In a transaction in which the buyer is getting a mortgage, the closing attorney is representing the lender. If there is a dispute between the parties, the closing attorney, acting as Holder, has the same rights and duties of any other holder and holder may disburse the earnest money after 10-day letters and upon a reasonable interpretation of the Agreement.
It gets a bit more complicated when the transaction is all cash. In that event, there is no lender to represent, so the lender is representing either the buyer or the seller. If the transaction is written on GAR forms, the Purchase and Sale Agreement states that the closing attorney in an all-cash transaction represents the buyer.
Unlike Realtors®, who do not own fiduciary duties to clients, attorneys in Georgia do owe fiduciary duties to their clients. Therefore, attorneys must protect the best interest of their client and cannot act against their best interests. If there is a dispute, the closing attorney therefore has a potential conflict of interest. Per the GAR F510, Closing Attorney Acting as Holder of Earnest Money, the closing attorney’s only remedy is to interplead the funds into a court of competent jurisdiction. (GAR F510 p.8).

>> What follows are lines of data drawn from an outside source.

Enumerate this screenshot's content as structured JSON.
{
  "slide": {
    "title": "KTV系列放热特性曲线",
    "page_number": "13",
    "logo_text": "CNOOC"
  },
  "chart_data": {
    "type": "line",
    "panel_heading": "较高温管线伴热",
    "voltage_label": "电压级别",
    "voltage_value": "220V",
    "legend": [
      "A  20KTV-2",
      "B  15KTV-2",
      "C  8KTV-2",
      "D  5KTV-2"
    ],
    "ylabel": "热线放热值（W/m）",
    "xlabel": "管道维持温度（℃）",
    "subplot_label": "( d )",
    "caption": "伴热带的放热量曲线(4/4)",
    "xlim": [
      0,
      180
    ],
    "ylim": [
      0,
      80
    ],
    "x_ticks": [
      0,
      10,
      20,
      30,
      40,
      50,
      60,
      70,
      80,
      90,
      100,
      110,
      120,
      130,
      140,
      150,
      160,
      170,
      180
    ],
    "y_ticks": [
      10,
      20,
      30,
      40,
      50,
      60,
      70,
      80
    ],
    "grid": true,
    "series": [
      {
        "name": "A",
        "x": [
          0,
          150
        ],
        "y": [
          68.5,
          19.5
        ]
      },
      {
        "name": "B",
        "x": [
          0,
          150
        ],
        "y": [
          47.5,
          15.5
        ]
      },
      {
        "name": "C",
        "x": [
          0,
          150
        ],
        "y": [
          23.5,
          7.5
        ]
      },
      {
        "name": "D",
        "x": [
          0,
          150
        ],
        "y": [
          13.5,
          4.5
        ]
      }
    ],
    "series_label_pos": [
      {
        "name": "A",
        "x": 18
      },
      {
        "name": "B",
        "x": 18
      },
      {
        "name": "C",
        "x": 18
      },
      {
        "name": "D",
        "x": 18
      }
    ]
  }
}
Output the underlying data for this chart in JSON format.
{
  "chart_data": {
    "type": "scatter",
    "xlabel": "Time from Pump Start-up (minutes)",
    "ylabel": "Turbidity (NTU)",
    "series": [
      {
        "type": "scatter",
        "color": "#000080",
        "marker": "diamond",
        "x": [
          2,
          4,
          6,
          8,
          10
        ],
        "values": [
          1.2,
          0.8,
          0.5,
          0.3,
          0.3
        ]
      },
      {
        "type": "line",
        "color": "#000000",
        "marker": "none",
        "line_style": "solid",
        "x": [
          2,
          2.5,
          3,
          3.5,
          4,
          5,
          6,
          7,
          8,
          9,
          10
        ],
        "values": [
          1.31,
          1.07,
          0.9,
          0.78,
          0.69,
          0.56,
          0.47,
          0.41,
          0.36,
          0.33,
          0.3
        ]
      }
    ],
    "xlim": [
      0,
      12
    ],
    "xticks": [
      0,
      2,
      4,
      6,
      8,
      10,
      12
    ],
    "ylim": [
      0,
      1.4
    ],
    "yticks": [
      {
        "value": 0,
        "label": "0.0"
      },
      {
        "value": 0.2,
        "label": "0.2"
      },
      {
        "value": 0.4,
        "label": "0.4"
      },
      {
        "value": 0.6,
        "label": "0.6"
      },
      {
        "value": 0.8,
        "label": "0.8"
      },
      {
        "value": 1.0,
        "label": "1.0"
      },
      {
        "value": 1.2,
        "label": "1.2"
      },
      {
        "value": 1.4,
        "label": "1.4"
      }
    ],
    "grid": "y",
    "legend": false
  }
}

The cash buyer could default and the parties can’t come to an agreement regarding the earnest money. The closing attorney is blocked from disbursing funds to the seller because of fiduciary duty. So, the attorney must interplead the funds. Then the parties wait, pay the costs of filing and litigation, possibly lose the interpleader and then pay the other parties costs of litigation. A waste of both client funds and everybody’s time.
Here’s the takeaway.
If you want to avoid an interpleader in an all-cash transaction, consider NOT naming the closing attorney as the holder of earnest money. Your clients will thank you.